The company takes a commission from the restaurant for every sale, and also charges a fee (£2.50 in the UK) from each customer. So far it employs 300 people, and around half of those are located in the UK. While Deliveroo does not declare its financial results, the company reports that the number of daily orders increased by 500% in 2015 – although perhaps that’s unsurprising considering its rapid geographical expansion.

Along with expanding into new markets, Deliveroo also plans to direct the recent funding into advertising; online marketing channels, traditional billboard advertising, and TV ad campaigns. The company is looking to grow its client base and solidify its position against strong competition in an increasingly busy market.

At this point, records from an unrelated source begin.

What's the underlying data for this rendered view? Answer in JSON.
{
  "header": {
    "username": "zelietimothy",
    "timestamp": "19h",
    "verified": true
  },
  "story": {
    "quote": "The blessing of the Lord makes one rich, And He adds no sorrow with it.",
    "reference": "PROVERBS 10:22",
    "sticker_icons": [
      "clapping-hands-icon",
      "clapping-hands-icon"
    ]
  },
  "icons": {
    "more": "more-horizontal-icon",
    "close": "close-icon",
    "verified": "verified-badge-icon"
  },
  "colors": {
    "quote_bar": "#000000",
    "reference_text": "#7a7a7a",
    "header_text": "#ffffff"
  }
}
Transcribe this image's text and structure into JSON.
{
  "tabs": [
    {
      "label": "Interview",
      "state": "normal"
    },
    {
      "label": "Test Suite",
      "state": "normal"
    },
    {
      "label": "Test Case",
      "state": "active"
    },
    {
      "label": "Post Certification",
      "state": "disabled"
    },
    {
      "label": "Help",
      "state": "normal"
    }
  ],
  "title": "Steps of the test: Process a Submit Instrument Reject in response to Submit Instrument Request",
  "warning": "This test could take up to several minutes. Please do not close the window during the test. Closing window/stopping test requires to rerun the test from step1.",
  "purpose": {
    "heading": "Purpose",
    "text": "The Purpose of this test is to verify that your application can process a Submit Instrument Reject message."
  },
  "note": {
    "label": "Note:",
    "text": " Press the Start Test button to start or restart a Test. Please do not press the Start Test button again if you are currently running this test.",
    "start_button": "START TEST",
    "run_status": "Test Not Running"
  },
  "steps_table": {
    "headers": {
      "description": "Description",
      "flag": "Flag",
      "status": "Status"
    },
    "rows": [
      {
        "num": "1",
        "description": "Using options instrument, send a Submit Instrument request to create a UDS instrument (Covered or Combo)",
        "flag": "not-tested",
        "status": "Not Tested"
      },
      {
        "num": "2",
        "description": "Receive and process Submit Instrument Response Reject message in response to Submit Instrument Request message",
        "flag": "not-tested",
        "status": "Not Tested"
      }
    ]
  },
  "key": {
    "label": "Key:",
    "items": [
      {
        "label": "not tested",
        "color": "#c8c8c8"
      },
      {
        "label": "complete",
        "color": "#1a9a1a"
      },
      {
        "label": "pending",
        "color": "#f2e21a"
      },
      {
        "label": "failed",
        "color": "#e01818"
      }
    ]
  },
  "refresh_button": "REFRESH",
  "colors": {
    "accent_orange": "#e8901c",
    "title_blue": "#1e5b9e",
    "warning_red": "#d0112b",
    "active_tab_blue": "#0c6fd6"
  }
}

On-demand food market booming

Indeed, while 2012 and 2013 saw $25 million and $46 million invested in food ordering companies respectively, 2014 saw a significant jump to $600 million. In the UK, online orders now account for 40% of all food delivery, a figure significantly up from 8% in 2008. Investors are betting heavily on the market.

German-based Delivery Hero has raised $1.4 billion since launch in 2011. Last year, Belgian online food delivery service Take Eat Easy raised around $6 million in a Series A funding led by Rocket Internet; American grocery delivery service Instacart closed a $220 million funding round; and DoorDash – a start-up founded in 2013 by four Stanford students – is rumoured to be raising funds at a $1 billion valuation. The year before, UK-based Hungry House raised $85 million.

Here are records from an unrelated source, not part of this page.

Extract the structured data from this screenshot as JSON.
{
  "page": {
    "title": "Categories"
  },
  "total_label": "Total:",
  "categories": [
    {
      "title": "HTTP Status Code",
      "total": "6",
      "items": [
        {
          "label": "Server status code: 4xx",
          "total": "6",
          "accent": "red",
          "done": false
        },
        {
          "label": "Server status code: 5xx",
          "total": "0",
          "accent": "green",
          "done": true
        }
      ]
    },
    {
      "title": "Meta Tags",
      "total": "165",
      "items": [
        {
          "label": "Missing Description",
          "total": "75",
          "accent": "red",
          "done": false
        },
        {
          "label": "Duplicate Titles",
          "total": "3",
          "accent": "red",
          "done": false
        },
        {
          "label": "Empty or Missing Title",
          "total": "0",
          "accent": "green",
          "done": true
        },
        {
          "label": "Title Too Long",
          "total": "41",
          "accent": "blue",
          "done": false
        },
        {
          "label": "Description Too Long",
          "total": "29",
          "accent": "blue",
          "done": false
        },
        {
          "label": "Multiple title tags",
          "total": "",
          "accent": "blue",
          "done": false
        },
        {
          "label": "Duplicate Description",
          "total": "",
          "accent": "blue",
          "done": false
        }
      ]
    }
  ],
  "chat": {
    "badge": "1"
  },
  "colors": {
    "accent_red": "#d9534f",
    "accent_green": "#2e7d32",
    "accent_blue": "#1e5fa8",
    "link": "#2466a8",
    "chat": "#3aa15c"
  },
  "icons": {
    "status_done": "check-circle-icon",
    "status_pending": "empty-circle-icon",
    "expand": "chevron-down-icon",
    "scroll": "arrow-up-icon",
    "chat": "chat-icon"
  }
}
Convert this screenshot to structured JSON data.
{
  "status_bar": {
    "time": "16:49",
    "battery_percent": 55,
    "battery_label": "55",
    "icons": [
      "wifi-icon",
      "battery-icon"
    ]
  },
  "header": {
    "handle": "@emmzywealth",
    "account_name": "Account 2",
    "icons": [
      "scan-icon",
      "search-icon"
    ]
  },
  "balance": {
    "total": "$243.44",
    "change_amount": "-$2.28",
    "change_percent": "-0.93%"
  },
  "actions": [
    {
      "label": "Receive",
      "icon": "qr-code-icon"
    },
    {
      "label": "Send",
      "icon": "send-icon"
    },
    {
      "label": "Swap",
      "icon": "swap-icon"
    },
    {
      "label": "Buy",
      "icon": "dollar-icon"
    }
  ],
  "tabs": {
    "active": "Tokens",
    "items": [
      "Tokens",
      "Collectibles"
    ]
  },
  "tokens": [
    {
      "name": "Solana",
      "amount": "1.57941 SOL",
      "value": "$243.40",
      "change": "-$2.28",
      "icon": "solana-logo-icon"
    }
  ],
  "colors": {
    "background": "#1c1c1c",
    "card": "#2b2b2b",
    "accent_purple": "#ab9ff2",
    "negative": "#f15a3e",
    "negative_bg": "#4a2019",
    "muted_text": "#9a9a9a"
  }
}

Grubhub’s $192 million IPO and Just Eat’s $2.44 billion IPO, both in 2015, have only added to investor interest which in the third quarter of 2015 alone, saw 74 funding rounds in food delivery technology raise $1.25 billion.

For the moment, competitive does not mean saturated. Food delivery remains one of the most significant markets to be operating predominantly offline: takeaway and food delivery is a $70 billion industry, but $61 billion of that is offline. There is certainly space for innovation. But while investors splash their money around, it’s worth remembering that in a crowded market not everyone is going to win.